BUCK: Of course. That guy who came in —

CLAY: — with the long fingernails who was gay or whatever.

BUCK: The handbag and the long nails and the whole thing?

CLAY: I don’t know who that guy is, by the way.

BUCK: (laughing) I do not either.

CLAY: I understand he’s influential online in some way, but I don’t know that I’d want him at the White House.

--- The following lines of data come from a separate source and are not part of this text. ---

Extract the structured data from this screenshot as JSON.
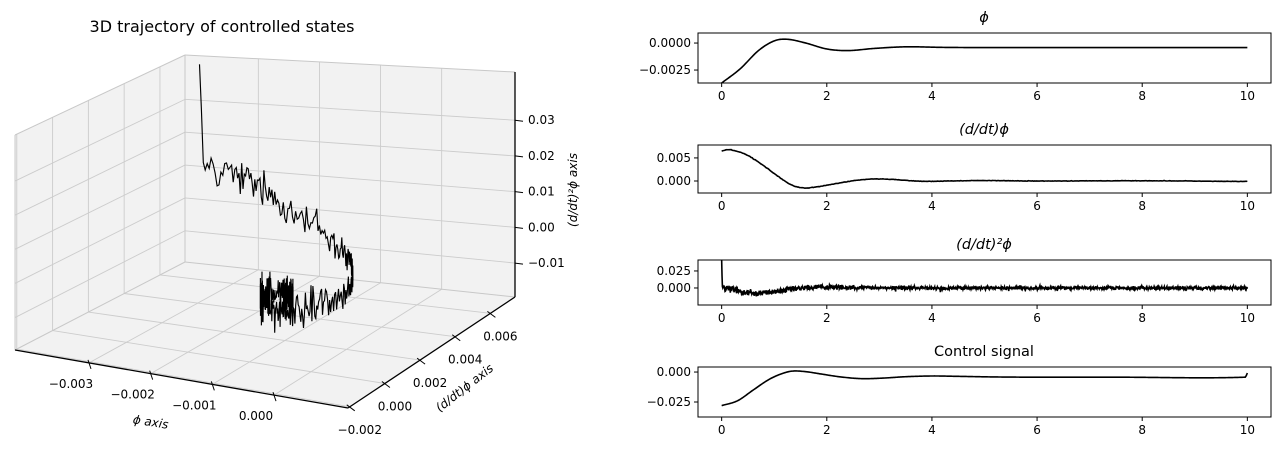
{
  "colors": {
    "line": "#000000",
    "pane": "#f2f2f2",
    "grid": "#cccccc",
    "edge_gray": "#c8c8c8",
    "spine": "#000000",
    "background": "#ffffff"
  },
  "chart_data": {
    "trajectory3d": {
      "type": "line3d",
      "title": "3D trajectory of controlled states",
      "xlabel": "ϕ axis",
      "ylabel": "(d/dt)ϕ axis",
      "zlabel": "(d/dt)²ϕ axis",
      "xlim": [
        -0.0042,
        0.0012
      ],
      "ylim": [
        -0.0021,
        0.0074
      ],
      "zlim": [
        -0.0195,
        0.0435
      ],
      "xticks": {
        "values": [
          -0.003,
          -0.002,
          -0.001,
          0.0
        ],
        "labels": [
          "−0.003",
          "−0.002",
          "−0.001",
          "0.000"
        ]
      },
      "yticks": {
        "values": [
          -0.002,
          0.0,
          0.002,
          0.004,
          0.006
        ],
        "labels": [
          "−0.002",
          "0.000",
          "0.002",
          "0.004",
          "0.006"
        ]
      },
      "zticks": {
        "values": [
          -0.01,
          0.0,
          0.01,
          0.02,
          0.03
        ],
        "labels": [
          "−0.01",
          "0.00",
          "0.01",
          "0.02",
          "0.03"
        ]
      },
      "source_signals": [
        "phi",
        "dphi",
        "ddphi"
      ],
      "t_range": [
        0,
        10
      ]
    },
    "panels": [
      {
        "id": "phi",
        "type": "line",
        "title": "ϕ",
        "title_math": true,
        "xlim": [
          -0.45,
          10.45
        ],
        "ylim": [
          -0.0037,
          0.00093
        ],
        "xticks": [
          0,
          2,
          4,
          6,
          8,
          10
        ],
        "yticks": {
          "values": [
            0.0,
            -0.0025
          ],
          "labels": [
            "0.0000",
            "−0.0025"
          ]
        },
        "keypoints": [
          [
            0,
            -0.0037
          ],
          [
            0.35,
            -0.0024
          ],
          [
            0.7,
            -0.0007
          ],
          [
            1.0,
            0.0002
          ],
          [
            1.25,
            0.00035
          ],
          [
            1.6,
            0.0
          ],
          [
            2.0,
            -0.00055
          ],
          [
            2.4,
            -0.0007
          ],
          [
            2.9,
            -0.0005
          ],
          [
            3.5,
            -0.00035
          ],
          [
            4.2,
            -0.0004
          ],
          [
            5,
            -0.00042
          ],
          [
            7,
            -0.00042
          ],
          [
            10,
            -0.00042
          ]
        ],
        "noise": {
          "seed": 0,
          "base": 0,
          "extra": 0,
          "decay": 1
        }
      },
      {
        "id": "dphi",
        "type": "line",
        "title": "(d/dt)ϕ",
        "title_math": true,
        "xlim": [
          -0.45,
          10.45
        ],
        "ylim": [
          -0.0026,
          0.0078
        ],
        "xticks": [
          0,
          2,
          4,
          6,
          8,
          10
        ],
        "yticks": {
          "values": [
            0.005,
            0.0
          ],
          "labels": [
            "0.005",
            "0.000"
          ]
        },
        "keypoints": [
          [
            0,
            0.0065
          ],
          [
            0.15,
            0.0068
          ],
          [
            0.45,
            0.0058
          ],
          [
            0.75,
            0.0037
          ],
          [
            1.05,
            0.0012
          ],
          [
            1.3,
            -0.0007
          ],
          [
            1.55,
            -0.0015
          ],
          [
            1.85,
            -0.0012
          ],
          [
            2.2,
            -0.0005
          ],
          [
            2.6,
            0.0002
          ],
          [
            2.95,
            0.00045
          ],
          [
            3.3,
            0.0003
          ],
          [
            3.8,
            -5e-05
          ],
          [
            4.3,
            0.0
          ],
          [
            5,
            0.0001
          ],
          [
            6,
            0.0
          ],
          [
            8,
            5e-05
          ],
          [
            10,
            -0.0001
          ]
        ],
        "noise": {
          "seed": 3,
          "base": 5e-05,
          "extra": 4e-05,
          "decay": 2
        }
      },
      {
        "id": "ddphi",
        "type": "line",
        "title": "(d/dt)²ϕ",
        "title_math": true,
        "xlim": [
          -0.45,
          10.45
        ],
        "ylim": [
          -0.025,
          0.0411
        ],
        "xticks": [
          0,
          2,
          4,
          6,
          8,
          10
        ],
        "yticks": {
          "values": [
            0.025,
            0.0
          ],
          "labels": [
            "0.025",
            "0.000"
          ]
        },
        "keypoints": [
          [
            0,
            0.002
          ],
          [
            0.2,
            -0.0025
          ],
          [
            0.45,
            -0.0062
          ],
          [
            0.65,
            -0.0078
          ],
          [
            0.9,
            -0.0068
          ],
          [
            1.15,
            -0.004
          ],
          [
            1.45,
            -0.001
          ],
          [
            1.8,
            0.0008
          ],
          [
            2.2,
            0.0012
          ],
          [
            2.7,
            0.0008
          ],
          [
            3.2,
            0.0002
          ],
          [
            4,
            0.0
          ],
          [
            6,
            0.0
          ],
          [
            10,
            0.0
          ]
        ],
        "noise": {
          "seed": 12345,
          "base": 0.0032,
          "extra": 0.0045,
          "decay": 1.4,
          "spike_samples": [
            0.041,
            0.018
          ]
        }
      },
      {
        "id": "control",
        "type": "line",
        "title": "Control signal",
        "title_math": false,
        "xlim": [
          -0.45,
          10.45
        ],
        "ylim": [
          -0.0375,
          0.0042
        ],
        "xticks": [
          0,
          2,
          4,
          6,
          8,
          10
        ],
        "yticks": {
          "values": [
            0.0,
            -0.025
          ],
          "labels": [
            "0.000",
            "−0.025"
          ]
        },
        "keypoints": [
          [
            0,
            -0.028
          ],
          [
            0.3,
            -0.024
          ],
          [
            0.6,
            -0.015
          ],
          [
            0.9,
            -0.0062
          ],
          [
            1.15,
            -0.0013
          ],
          [
            1.35,
            0.0008
          ],
          [
            1.6,
            0.0003
          ],
          [
            1.9,
            -0.0017
          ],
          [
            2.25,
            -0.004
          ],
          [
            2.65,
            -0.0055
          ],
          [
            3.05,
            -0.0051
          ],
          [
            3.5,
            -0.0039
          ],
          [
            4.0,
            -0.0033
          ],
          [
            4.5,
            -0.0036
          ],
          [
            5.2,
            -0.0041
          ],
          [
            6,
            -0.0043
          ],
          [
            7.5,
            -0.0043
          ],
          [
            9.96,
            -0.0043
          ],
          [
            10,
            -0.0008
          ]
        ],
        "noise": {
          "seed": 0,
          "base": 0,
          "extra": 0,
          "decay": 1
        }
      }
    ]
  }
}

BUCK: I will say this: We as conservatives, we look at an administration that is just fundamentally unserious. It’s doing serious damage but it’s unserious people who are making these very important decisions. But they do understand marketing and propaganda and will turn around and say, “Why is it…?”

CLAY: Yeah.

BUCK: To the point about, you remember we were having the discussion about —

CLAY: Eighteen to 34 year olds won’t fight. Why would they not fight if we got invaded?

BUCK: You look at TikTok, you look at these platforms. They are making kids… They are convincing them of politics and of narratives on a regular basis.